Cognitive-behavioral therapy (CBT) is one of the most studied and most successful treatments for substance use disorders.[1] CBT helps address the most complicated parts of addiction, and can help patients understand and change the many different factors involved in their addiction. CBT can help address any unique issues that may have led an individual to develop or continue an addiction, such as depression, the influence of family/friends, or a sensation-seeking personality.
What is CBT?
CBT can help patients understand why they use drugs, what situations are most likely to lead to drug use, and the consequences of drug use in their lives. CBT also teaches patients skills and strategies to cope with problems and habits associated with drug use. This kind of therapy can help patients learn to avoid or deal with drug-related situations in a more positive way.
CBT takes advantage of well-studied principles of human behavior to help patients overcome addiction.
1) Overcoming reminders of drug use: When individuals recovering from drug addiction come into contact with people, places, or things that were previously involved in their drug use, they may experience withdrawal symptoms and cravings for the drug simply because of these reminders. CBT helps patients discover both what triggers these memories and how to avoid or overcome them in their everyday lives. CBT can help patients understand their cravings, predict when and how they will occur, and develop skills to overcome them.
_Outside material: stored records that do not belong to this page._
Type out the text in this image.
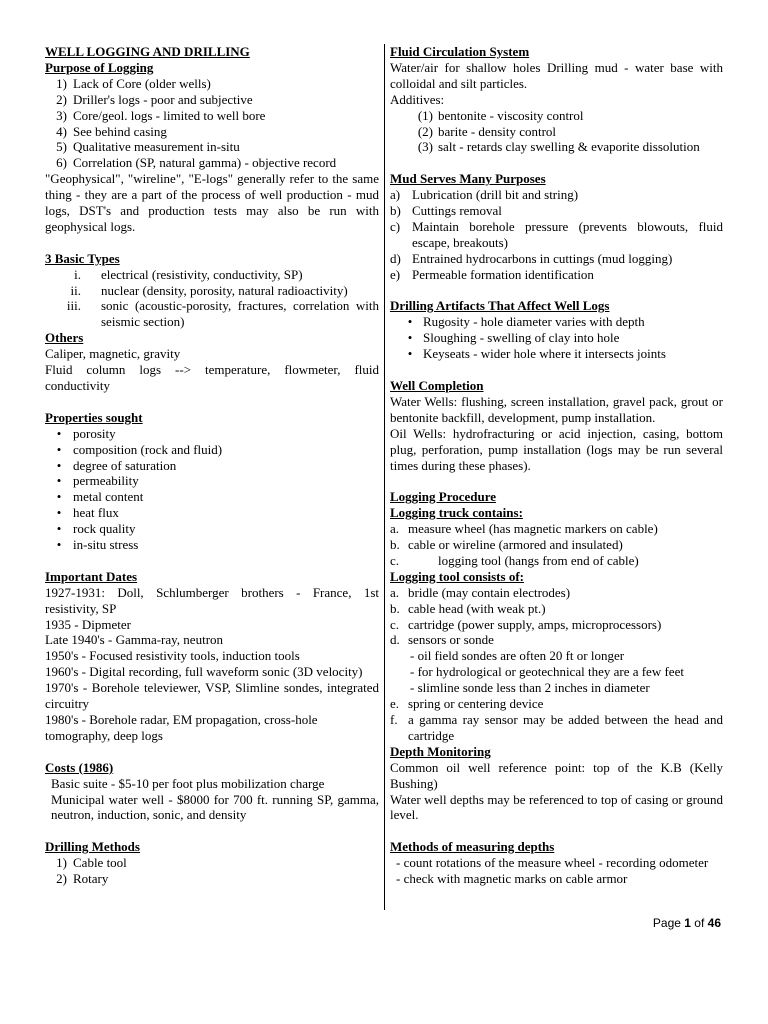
WELL LOGGING AND DRILLING
Purpose of Logging
1) Lack of Core (older wells)
2) Driller's logs - poor and subjective
3) Core/geol. logs - limited to well bore
4) See behind casing
5) Qualitative measurement in-situ
6) Correlation (SP, natural gamma) - objective record

"Geophysical", "wireline", "E-logs" generally refer to the same thing - they are a part of the process of well production - mud logs, DST's and production tests may also be run with geophysical logs.

3 Basic Types
i.	electrical (resistivity, conductivity, SP)
ii.	nuclear (density, porosity, natural radioactivity)
iii.	sonic (acoustic-porosity, fractures, correlation with seismic section)
Others

Caliper, magnetic, gravity

Fluid column logs --> temperature, flowmeter, fluid conductivity

Properties sought
• porosity
• composition (rock and fluid)
• degree of saturation
• permeability
• metal content
• heat flux
• rock quality
• in-situ stress
Important Dates

1927-1931: Doll, Schlumberger brothers - France, 1st resistivity, SP

1935 - Dipmeter

Late 1940's - Gamma-ray, neutron

1950's - Focused resistivity tools, induction tools

1960's - Digital recording, full waveform sonic (3D velocity)

1970's - Borehole televiewer, VSP, Slimline sondes, integrated circuitry

1980's - Borehole radar, EM propagation, cross-hole tomography, deep logs

Costs (1986)

Basic suite - $5-10 per foot plus mobilization charge

Municipal water well - $8000 for 700 ft. running SP, gamma, neutron, induction, sonic, and density

Drilling Methods
1) Cable tool
2) Rotary
Fluid Circulation System

Water/air for shallow holes Drilling mud - water base with colloidal and silt particles.

Additives:

(1) bentonite - viscosity control
(2) barite - density control
(3) salt - retards clay swelling & evaporite dissolution
Mud Serves Many Purposes
a) Lubrication (drill bit and string)
b) Cuttings removal
c) Maintain borehole pressure (prevents blowouts, fluid escape, breakouts)
d) Entrained hydrocarbons in cuttings (mud logging)
e) Permeable formation identification
Drilling Artifacts That Affect Well Logs
• Rugosity - hole diameter varies with depth
• Sloughing - swelling of clay into hole
• Keyseats - wider hole where it intersects joints
Well Completion

Water Wells: flushing, screen installation, gravel pack, grout or bentonite backfill, development, pump installation.

Oil Wells: hydrofracturing or acid injection, casing, bottom plug, perforation, pump installation (logs may be run several times during these phases).

Logging Procedure
Logging truck contains:
a. measure wheel (has magnetic markers on cable)
b. cable or wireline (armored and insulated)
c.	logging tool (hangs from end of cable)
Logging tool consists of:
a. bridle (may contain electrodes)
b. cable head (with weak pt.)
c. cartridge (power supply, amps, microprocessors)
d. sensors or sonde

- oil field sondes are often 20 ft or longer

- for hydrological or geotechnical they are a few feet

- slimline sonde less than 2 inches in diameter

e. spring or centering device
f. a gamma ray sensor may be added between the head and cartridge
Depth Monitoring

Common oil well reference point: top of the K.B (Kelly Bushing)

Water well depths may be referenced to top of casing or ground level.

Methods of measuring depths

- count rotations of the measure wheel - recording odometer

- check with magnetic marks on cable armor

Page 1 of 46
2) Rewarding healthy behavior: People are more likely to continue behaviors that receive positive reinforcement and less likely to continue behaviors that cause pain or that have no immediate effect. Unfortunately, opioid abuse is a behavior that – at least initially, before tolerance sets in — provides immediate pleasure and positive reinforcement, and can be very hard to unlearn. Likewise, abstaining from drug use can cause pain and negative reinforcement at first, and can be difficult to keep up. CBT addresses these difficulties by helping patients understand these patterns of behavior. CBT can also help provide positive rewards when patients stay away from drugs, making it easier to learn new habits.
3) Learning coping skills: How an individual perceives and thinks about life events is very important to how they will act in response. CBT makes patients more aware of any potentially harmful ways that they interpret or respond to people, places, or things in their lives. This therapy helps patients learn coping skills and how to avoid drug use in everyday life. Patients learn how to assertively say “no” to drugs and to plan for unexpected risky situations.
4) Continued help: CBT has also been shown to help patients continue to decrease their drug use even after therapy ends, by teaching effective skills and strategies to use in everyday life.[2] These problem-solving skills can also be applied to many other everyday, difficult situations.
What is CBT like?
CBT is effective either in individual therapy sessions or in small groups. CBT is often combined with other therapies, like medications for opioid use disorder (MOUD) and other therapy. Besides weekly therapy sessions, CBT may include “homework” during the week to practice new skills learned in the session.
How long does CBT last?
CBT usually lasts 3-6 months, a shorter time than many other therapies. However, the skills learned in CBT therapy can continue to benefit patients long after treatment sessions end.
Who benefits from CBT?
CBT is helpful not only in helping patients overcome addiction but also in the treatment of depression, anxiety, and other common disorders that often accompany drug abuse.
However, CBT is not right for everyone. It can be difficult for some patients to complete “homework” and to spend the time necessary to learn new skills outside of therapy sessions.
[1] Carroll, K. M. (2008). Cognitive-Behavioral Therapies. In M. Galanter & H. Kleber (Eds.), Textbook of Substance Abuse and Treatment (4th ed.) Arlington, VA: American Psychiatric Publishing.
[2]Carroll, K.M., Rounsaville, B.J., Nich, C., et al. (1994.) One year follow-up of psychotherapy and pharmacotherapy for cocaine dependence: delayed emergence of psychotherapy effects. Arch Gen Psychiatry 51. 989–997.